Not All Tokens are Guided Equal: Improving Guidance in Visual Autoregressive Models
Ky Dan Nguyen, Hoang Lam Tran, Anh-Dung Dinh, Daochang Liu, Weidong Cai, Xiuying Wang, Chang Xu
TL;DR
The paper tackles misalignment of guidance signals in scale-wise autoregressive (SwAR) image generation by showing that diffusion-like guidance is uneven in SwAR. It introduces Information-Grounding Guidance (IGG), which uses self-attention over guidance signals to emphasize semantically important regions and keep conditioning aligned with content, formalized as $\tilde{p}_\theta(s_k|c) = p_\theta(s_k) + f_k(s_k|c)\,p_\theta^\to(s_k|c)$. Across class-conditioned and text-to-image tasks, IGG consistently surpasses classifier-free guidance on metrics like FID, IS, CLIP, GenEval, and related scores, achieving state-of-the-art guidance performance for SwAR and diffusion backbones. The work also introduces evenness and divergence as interpretable guidance-dynamics metrics, showing that optimal sampling quality correlates with a balance between them, and highlights the importance of the guidance schedule design for practical gains.
Abstract
Autoregressive (AR) models based on next-scale prediction are rapidly emerging as a powerful tool for image generation, but they face a critical weakness: information inconsistencies between patches across timesteps introduced by progressive resolution scaling. These inconsistencies scatter guidance signals, causing them to drift away from conditioning information and leaving behind ambiguous, unfaithful features.
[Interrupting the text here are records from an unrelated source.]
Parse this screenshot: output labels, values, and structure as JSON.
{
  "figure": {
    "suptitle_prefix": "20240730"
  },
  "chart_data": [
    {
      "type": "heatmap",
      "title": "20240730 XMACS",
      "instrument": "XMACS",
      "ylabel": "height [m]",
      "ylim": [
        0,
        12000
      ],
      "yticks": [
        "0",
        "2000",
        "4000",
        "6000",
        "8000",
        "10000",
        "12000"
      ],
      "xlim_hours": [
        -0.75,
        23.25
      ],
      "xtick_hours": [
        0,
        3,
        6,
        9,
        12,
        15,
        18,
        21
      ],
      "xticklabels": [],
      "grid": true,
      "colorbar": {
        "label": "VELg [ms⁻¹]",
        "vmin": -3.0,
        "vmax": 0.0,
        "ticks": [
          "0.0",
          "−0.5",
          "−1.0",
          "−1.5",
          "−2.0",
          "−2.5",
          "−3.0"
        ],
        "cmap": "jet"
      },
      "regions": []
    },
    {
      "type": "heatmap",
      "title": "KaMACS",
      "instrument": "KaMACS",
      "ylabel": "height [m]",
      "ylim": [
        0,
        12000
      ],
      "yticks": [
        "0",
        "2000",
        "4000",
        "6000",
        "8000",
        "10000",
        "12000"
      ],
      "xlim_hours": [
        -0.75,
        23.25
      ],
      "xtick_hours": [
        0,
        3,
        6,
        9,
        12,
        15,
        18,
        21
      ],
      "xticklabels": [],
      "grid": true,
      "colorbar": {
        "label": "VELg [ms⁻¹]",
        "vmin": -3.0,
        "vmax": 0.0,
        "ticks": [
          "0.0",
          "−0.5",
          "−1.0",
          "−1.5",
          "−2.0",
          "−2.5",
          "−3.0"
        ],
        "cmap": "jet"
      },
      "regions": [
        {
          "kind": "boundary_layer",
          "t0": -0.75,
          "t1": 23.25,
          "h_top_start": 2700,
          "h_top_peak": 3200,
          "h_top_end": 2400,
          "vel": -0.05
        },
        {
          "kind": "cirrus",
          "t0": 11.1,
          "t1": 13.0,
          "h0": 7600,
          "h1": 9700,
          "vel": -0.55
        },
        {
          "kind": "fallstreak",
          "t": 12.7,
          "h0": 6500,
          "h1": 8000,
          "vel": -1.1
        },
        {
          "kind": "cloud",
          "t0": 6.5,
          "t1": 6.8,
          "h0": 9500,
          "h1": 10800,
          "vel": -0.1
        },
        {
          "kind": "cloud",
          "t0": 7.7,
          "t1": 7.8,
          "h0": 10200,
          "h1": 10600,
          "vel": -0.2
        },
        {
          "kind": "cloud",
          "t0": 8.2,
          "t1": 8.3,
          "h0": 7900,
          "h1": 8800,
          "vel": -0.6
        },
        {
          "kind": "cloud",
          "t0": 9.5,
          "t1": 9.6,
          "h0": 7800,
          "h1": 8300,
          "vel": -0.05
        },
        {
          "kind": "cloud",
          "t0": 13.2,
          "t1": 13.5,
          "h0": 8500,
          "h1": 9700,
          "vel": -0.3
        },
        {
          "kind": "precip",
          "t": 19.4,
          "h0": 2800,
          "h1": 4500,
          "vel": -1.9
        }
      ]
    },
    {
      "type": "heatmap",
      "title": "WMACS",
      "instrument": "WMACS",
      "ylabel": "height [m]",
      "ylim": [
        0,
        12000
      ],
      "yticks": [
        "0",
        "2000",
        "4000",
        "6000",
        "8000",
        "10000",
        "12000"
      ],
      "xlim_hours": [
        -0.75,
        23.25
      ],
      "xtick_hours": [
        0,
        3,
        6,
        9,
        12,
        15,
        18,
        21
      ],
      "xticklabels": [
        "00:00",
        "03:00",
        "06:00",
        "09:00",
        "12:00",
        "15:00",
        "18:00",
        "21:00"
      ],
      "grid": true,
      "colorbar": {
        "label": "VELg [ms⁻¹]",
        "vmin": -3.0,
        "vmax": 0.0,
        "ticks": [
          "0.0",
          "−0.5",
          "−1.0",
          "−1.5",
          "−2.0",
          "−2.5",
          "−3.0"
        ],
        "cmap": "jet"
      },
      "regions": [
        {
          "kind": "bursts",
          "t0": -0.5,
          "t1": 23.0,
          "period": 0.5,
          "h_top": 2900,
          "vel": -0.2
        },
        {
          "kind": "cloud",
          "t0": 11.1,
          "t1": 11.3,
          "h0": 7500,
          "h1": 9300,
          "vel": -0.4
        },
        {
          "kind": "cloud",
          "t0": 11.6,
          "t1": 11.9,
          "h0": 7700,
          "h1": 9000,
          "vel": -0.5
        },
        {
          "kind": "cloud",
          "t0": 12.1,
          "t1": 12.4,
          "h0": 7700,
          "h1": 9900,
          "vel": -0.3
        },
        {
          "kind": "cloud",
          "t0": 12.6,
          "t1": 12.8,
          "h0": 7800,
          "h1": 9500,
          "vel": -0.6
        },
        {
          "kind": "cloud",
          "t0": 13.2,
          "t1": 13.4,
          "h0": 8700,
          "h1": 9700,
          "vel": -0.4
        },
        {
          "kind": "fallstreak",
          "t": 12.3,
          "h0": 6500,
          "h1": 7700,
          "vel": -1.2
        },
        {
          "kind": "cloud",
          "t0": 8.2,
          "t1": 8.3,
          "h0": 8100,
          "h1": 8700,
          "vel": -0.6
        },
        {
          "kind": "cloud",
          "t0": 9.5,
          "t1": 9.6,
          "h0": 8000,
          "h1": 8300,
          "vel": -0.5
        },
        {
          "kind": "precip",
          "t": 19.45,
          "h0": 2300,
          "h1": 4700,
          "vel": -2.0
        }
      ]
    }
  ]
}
We tackle this challenge with Information-Grounding Guidance (IGG), a novel mechanism that anchors guidance to semantically important regions through attention. By adaptively reinforcing informative patches during sampling, IGG ensures that guidance and content remain tightly aligned. Across both class-conditioned and text-to-image generation tasks, IGG delivers sharper, more coherent, and semantically grounded images, setting a new benchmark for AR-based methods.